Modify the TSS Assurance Activity for FCS_CKM_EXT.7 as follows:
The evaluator shall examine the TSS to determine that a REK is supported by the product, that the TSS includes a description of the protection provided by the product for a REK, and that the TSS includes a description of the method of generation of a REK.
If an asymmetric REK is generated, the evaluator shall verify that the description of the method of generation of a REK indicates how the mechanism adheres to FCS_CKM.1.(1) requirements.
The evaluator shall verify that the description of the protection of a REK describes how any reading, import, and export of that REK is prevented.

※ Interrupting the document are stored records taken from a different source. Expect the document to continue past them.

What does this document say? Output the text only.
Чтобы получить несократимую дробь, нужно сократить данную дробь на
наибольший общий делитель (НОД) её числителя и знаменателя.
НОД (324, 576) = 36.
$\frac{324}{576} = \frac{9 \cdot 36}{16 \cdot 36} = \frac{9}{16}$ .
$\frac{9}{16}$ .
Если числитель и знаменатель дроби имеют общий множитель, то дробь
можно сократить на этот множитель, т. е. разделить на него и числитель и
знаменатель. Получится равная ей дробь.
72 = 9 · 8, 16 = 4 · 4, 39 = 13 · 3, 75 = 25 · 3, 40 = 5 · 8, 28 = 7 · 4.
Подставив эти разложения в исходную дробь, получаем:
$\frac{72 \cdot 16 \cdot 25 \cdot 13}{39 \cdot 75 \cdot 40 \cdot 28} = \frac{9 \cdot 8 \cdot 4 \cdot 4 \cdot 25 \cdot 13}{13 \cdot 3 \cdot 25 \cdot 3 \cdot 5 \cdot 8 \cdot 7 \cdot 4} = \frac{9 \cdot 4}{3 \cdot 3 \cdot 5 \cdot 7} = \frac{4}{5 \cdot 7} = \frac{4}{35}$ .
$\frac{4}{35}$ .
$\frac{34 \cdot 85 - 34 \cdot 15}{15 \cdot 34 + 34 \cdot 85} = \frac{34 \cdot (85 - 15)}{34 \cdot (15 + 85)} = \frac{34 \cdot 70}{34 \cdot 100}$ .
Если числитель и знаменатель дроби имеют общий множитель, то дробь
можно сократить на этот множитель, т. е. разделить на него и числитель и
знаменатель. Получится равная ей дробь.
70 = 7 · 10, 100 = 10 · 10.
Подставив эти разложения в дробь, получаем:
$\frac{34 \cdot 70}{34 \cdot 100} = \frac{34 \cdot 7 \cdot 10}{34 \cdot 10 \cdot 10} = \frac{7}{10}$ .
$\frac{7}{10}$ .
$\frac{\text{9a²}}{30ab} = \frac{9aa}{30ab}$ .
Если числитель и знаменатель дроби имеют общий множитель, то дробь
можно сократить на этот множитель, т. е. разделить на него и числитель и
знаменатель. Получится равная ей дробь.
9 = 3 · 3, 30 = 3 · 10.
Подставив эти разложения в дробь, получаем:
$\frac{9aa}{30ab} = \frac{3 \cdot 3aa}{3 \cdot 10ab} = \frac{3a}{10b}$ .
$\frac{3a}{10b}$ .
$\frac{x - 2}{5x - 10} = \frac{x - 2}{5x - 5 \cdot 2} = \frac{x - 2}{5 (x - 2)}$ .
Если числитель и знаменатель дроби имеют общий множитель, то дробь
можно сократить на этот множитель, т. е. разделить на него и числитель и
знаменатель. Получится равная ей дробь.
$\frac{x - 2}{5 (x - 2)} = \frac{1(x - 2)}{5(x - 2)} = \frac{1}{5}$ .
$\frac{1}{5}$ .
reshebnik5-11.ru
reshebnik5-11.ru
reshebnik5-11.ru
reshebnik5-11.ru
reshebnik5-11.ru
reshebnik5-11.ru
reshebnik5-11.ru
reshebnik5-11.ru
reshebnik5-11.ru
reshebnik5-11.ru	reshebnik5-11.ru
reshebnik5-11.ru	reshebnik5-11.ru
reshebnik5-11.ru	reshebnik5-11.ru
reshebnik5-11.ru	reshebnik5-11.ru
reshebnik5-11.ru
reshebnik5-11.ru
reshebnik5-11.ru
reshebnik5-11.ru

The evaluator shall verify that the TSS describes how encryption/decryption actions are isolated so as to prevent applications and system-level processes from reading the REK while allowing encryption/decryption by the key.
REK generated by the TOE:
If a REK is generated by the TOE, the TSS shall include a description of the generation mechanism including what triggers a generation, how the functionality described by FCS_RBG_EXT.1 is invoked, and whether a separate instance of the RBG is used for REK(s).
REK generated by the TOE environment:
If a REK is generated by the TOE environment, the TSS shall include evidence that the RBG meets FCS_RBG_EXT.1.2. This will likely a second set of RBG documentation equivalent to the documentation provided for the RBG assurance activities. In addition, the TSS shall describe the manufacturing process that prevents the device manufacturer from accessing any REKs.
The use of asymmetric keys in a key hierarchy had not previously been considered by the authors of the CA PP. An asymmetric encryption scheme can provide similar protection of keys as a symmetric encryption scheme.